🤖 AI Summary
This study addresses the limitation of current dialogue systems that treat self-stigmatizing expressions from individuals who use drugs as homogeneous signals, thereby failing to deliver effective support. The authors propose the first latent profile analysis (LPA)-based typology distinguishing four distinct self-stigma personality profiles. Integrating a sequential Bayesian classifier with a recurrent neural network, the framework accurately identifies an individual’s profile from limited posting history—achieving a macro F1-score of 0.74 with fewer than 30 posts—and leverages this insight to guide large language models in generating personalized responses. While personalized interventions demonstrate greater efficacy in promoting behavioral change, they reveal a tension with generic empathetic strategies in clinical evaluations, highlighting a critical trade-off in the design of supportive conversational agents.
📝 Abstract
Self-stigma predicts treatment avoidance and disengagement among people who use drugs (PWUD), yet conversational systems aiming to provide support typically treat self-stigma expression as a uniform signal.
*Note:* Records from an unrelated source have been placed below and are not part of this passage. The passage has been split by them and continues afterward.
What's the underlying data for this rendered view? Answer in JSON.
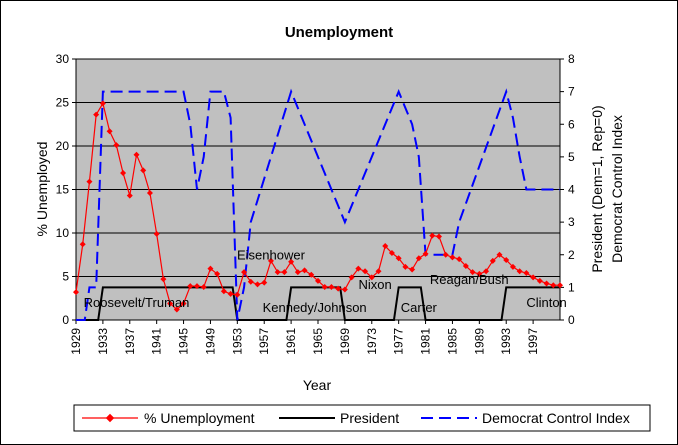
{
  "chart_data": {
    "type": "line",
    "title": "Unemployment",
    "xlabel": "Year",
    "ylabel": "% Unemployed",
    "y2label_line1": "President (Dem=1, Rep=0)",
    "y2label_line2": "Democrat Control Index",
    "x_ticks": [
      "1929",
      "1933",
      "1937",
      "1941",
      "1945",
      "1949",
      "1953",
      "1957",
      "1961",
      "1965",
      "1969",
      "1973",
      "1977",
      "1981",
      "1985",
      "1989",
      "1993",
      "1997"
    ],
    "xlim": [
      1929,
      2001
    ],
    "ylim": [
      0,
      30
    ],
    "y_ticks": [
      0,
      5,
      10,
      15,
      20,
      25,
      30
    ],
    "y2lim": [
      0,
      8
    ],
    "y2_ticks": [
      0,
      1,
      2,
      3,
      4,
      5,
      6,
      7,
      8
    ],
    "grid": true,
    "legend_position": "bottom",
    "colors": {
      "plot_bg": "#c0c0c0",
      "unemployment": "#ff0000",
      "president": "#000000",
      "dci": "#0000ff",
      "grid": "#000000"
    },
    "series": [
      {
        "name": "% Unemployment",
        "axis": "left",
        "style": "red-line-diamond",
        "x": [
          1929,
          1930,
          1931,
          1932,
          1933,
          1934,
          1935,
          1936,
          1937,
          1938,
          1939,
          1940,
          1941,
          1942,
          1943,
          1944,
          1945,
          1946,
          1947,
          1948,
          1949,
          1950,
          1951,
          1952,
          1953,
          1954,
          1955,
          1956,
          1957,
          1958,
          1959,
          1960,
          1961,
          1962,
          1963,
          1964,
          1965,
          1966,
          1967,
          1968,
          1969,
          1970,
          1971,
          1972,
          1973,
          1974,
          1975,
          1976,
          1977,
          1978,
          1979,
          1980,
          1981,
          1982,
          1983,
          1984,
          1985,
          1986,
          1987,
          1988,
          1989,
          1990,
          1991,
          1992,
          1993,
          1994,
          1995,
          1996,
          1997,
          1998,
          1999,
          2000,
          2001
        ],
        "values": [
          3.2,
          8.7,
          15.9,
          23.6,
          24.9,
          21.7,
          20.1,
          16.9,
          14.3,
          19.0,
          17.2,
          14.6,
          9.9,
          4.7,
          1.9,
          1.2,
          1.9,
          3.9,
          3.9,
          3.8,
          5.9,
          5.3,
          3.3,
          3.0,
          2.9,
          5.5,
          4.4,
          4.1,
          4.3,
          6.8,
          5.5,
          5.5,
          6.7,
          5.5,
          5.7,
          5.2,
          4.5,
          3.8,
          3.8,
          3.6,
          3.5,
          4.9,
          5.9,
          5.6,
          4.9,
          5.6,
          8.5,
          7.7,
          7.1,
          6.1,
          5.8,
          7.1,
          7.6,
          9.7,
          9.6,
          7.5,
          7.2,
          7.0,
          6.2,
          5.5,
          5.3,
          5.6,
          6.8,
          7.5,
          6.9,
          6.1,
          5.6,
          5.4,
          4.9,
          4.5,
          4.2,
          4.0,
          4.0
        ]
      },
      {
        "name": "President",
        "axis": "right",
        "style": "black-solid",
        "x": [
          1929,
          1932.3,
          1933,
          1952.3,
          1953,
          1960.3,
          1961,
          1968.3,
          1969,
          1976.3,
          1977,
          1980.3,
          1981,
          1992.3,
          1993,
          2001
        ],
        "values": [
          0,
          0,
          1,
          1,
          0,
          0,
          1,
          1,
          0,
          0,
          1,
          1,
          0,
          0,
          1,
          1
        ]
      },
      {
        "name": "Democrat Control Index",
        "axis": "right",
        "style": "blue-dashed",
        "x": [
          1929,
          1930.3,
          1931,
          1932,
          1933,
          1945,
          1946,
          1947,
          1948,
          1949,
          1951,
          1952,
          1953,
          1954,
          1955,
          1961,
          1969,
          1977,
          1979,
          1980,
          1981,
          1985,
          1986,
          1993,
          1994,
          1995,
          1996,
          2001
        ],
        "values": [
          0,
          0,
          1,
          1,
          7,
          7,
          6,
          4,
          5,
          7,
          7,
          6.2,
          0,
          1,
          3,
          7,
          3,
          7,
          6,
          5,
          2,
          2,
          3,
          7,
          6.2,
          5,
          4,
          4
        ]
      }
    ],
    "annotations": [
      {
        "text": "Roosevelt/Truman",
        "x": 1938,
        "y2": 0.4
      },
      {
        "text": "Eisenhower",
        "x": 1958,
        "y2": 1.85
      },
      {
        "text": "Kennedy/Johnson",
        "x": 1964.5,
        "y2": 0.25
      },
      {
        "text": "Nixon",
        "x": 1973.5,
        "y2": 0.95
      },
      {
        "text": "Carter",
        "x": 1980,
        "y2": 0.25
      },
      {
        "text": "Reagan/Bush",
        "x": 1987.5,
        "y2": 1.1
      },
      {
        "text": "Clinton",
        "x": 1999,
        "y2": 0.4
      }
    ]
  }
}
We present a three-phase, proof-of-concept study of a persona-aware approach to LLM support. Latent Profile Analysis (LPA) on indicator-level features from 1,174 self-stigma expressors on Reddit yields a four-persona typology validated against held-out behavioral and linguistic features. Sequential Bayesian and recurrent neural classifiers recover these personas from limited posting histories, substantially outperforming batch and few-shot LLM baselines (macro-F1 = 0.74 at 30 posts). Evaluation by eight clinical experts across three contemporary LLMs revealed a misalignment: persona-matched responses successfully achieved targeted behavioral shifts, yet raters holistically preferred the generic empathy of the persona-neutral baseline. Our findings suggest that holistic empathy judgments and clinically-aligned response design can pull in opposite directions, and that evaluating LLM-based stigma support requires rubrics capable of decomposing the two.